Bombardeios em Mukalla marcam ponto de inflexão na segurança do Golfo. Prioridades divergentes sinalizam reconfiguração regional.

Ataques no Iêmen expõem fissuras na coordenação entre Arábia Saudita e EAU

Os ataques aéreos em Mukalla, cidade portuária do Iêmen, representam ponto de inflexão crítico nas dinâmicas de segurança do Golfo, expondo fissuras profundas na coordenação entre Arábia Saudita e Emirados Árabes Unidos. A operação militar, cujas origens permanecem disputadas entre as duas nações, sinaliza potencial reconfiguração de prioridades de segurança regional. Analistas apontam divergência crescente sobre como lidar com ameaças houthis e presença iraniana no Iêmen.

Divergências estratégicas emergem

Riade busca prioritariamente estabilização de fronteira norte e contenção de ameaças houthis a território saudita e infraestrutura energética. Abu Dhabi, por outro lado, concentra-se em controlar pontos estratégicos no sul do Iêmen e rotas marítimas vitais para comércio global através do Estreito de Bab el-Mandeb. As diferenças de objetivos, antes gerenciáveis dentro de coalizão anti-houthi, tornaram-se fontes de atrito conforme cada país persegue interesses nacionais específicos.

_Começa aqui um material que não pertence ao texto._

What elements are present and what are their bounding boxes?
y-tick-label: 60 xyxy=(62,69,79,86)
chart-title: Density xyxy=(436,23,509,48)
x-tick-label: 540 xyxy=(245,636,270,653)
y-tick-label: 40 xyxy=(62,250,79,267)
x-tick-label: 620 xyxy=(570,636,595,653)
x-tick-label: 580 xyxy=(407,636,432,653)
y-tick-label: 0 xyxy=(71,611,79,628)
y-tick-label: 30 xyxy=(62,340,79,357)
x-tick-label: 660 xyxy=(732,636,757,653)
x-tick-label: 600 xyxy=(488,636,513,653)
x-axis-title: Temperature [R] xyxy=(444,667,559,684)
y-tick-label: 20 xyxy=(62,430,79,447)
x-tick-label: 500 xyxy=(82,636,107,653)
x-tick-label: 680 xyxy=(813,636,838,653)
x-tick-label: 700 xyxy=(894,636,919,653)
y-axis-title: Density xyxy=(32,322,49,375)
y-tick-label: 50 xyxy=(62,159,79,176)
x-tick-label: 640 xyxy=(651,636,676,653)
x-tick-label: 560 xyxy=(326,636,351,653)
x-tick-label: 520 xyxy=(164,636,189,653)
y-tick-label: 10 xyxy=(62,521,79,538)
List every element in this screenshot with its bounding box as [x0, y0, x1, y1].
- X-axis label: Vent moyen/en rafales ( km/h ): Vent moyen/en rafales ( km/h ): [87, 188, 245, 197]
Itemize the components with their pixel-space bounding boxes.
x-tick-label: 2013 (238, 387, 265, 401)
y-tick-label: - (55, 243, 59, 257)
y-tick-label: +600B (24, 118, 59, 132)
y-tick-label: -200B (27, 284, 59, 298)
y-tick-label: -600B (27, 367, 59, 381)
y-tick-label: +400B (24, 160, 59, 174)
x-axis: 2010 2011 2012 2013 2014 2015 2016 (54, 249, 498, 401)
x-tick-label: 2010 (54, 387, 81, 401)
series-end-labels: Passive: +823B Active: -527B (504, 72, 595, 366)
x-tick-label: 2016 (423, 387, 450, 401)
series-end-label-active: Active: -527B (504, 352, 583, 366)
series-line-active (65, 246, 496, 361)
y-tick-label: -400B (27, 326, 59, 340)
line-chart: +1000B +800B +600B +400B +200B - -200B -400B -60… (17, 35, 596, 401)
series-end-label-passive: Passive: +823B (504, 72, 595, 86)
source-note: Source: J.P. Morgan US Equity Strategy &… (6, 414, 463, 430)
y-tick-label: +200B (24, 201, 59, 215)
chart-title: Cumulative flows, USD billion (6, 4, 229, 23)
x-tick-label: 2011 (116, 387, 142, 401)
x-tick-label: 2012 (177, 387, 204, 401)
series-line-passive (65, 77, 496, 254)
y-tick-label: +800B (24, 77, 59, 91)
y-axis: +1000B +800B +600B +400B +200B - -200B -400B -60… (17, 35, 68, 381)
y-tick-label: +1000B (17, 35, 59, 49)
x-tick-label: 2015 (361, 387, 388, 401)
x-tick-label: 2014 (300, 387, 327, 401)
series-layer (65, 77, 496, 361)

Competição por influência intensifica-se

Emirados Árabes Unidos construíram rede de aliados locais e bases militares no sul iemenita independente de coordenação saudita. Arábia Saudita, historicamente potência dominante na Península Arábica, vê expansão emiradense como desafio a papel tradicional de liderança regional. Mukalla, porto estratégico que ambos cobiçam controlar, tornou-se símbolo de rivalidade velada que ameaça coesão do Conselho de Cooperação do Golfo.

Implicações para ordem regional

Fratura na coordenação saudita-emiradense complica esforços para conter influência iraniana e estabilizar Iêmen após década de guerra civil devastadora. Estados menores do Golfo observam com apreensão disputa entre dois membros mais poderosos da aliança regional, calculando como posicionar-se em ambiente de segurança cada vez mais competitivo. A desconfiança mútua entre Riade e Abu Dhabi pode abrir espaços para atores externos como Turquia, Qatar e até mesmo Irã explorarem divisões no bloco árabe do Golfo.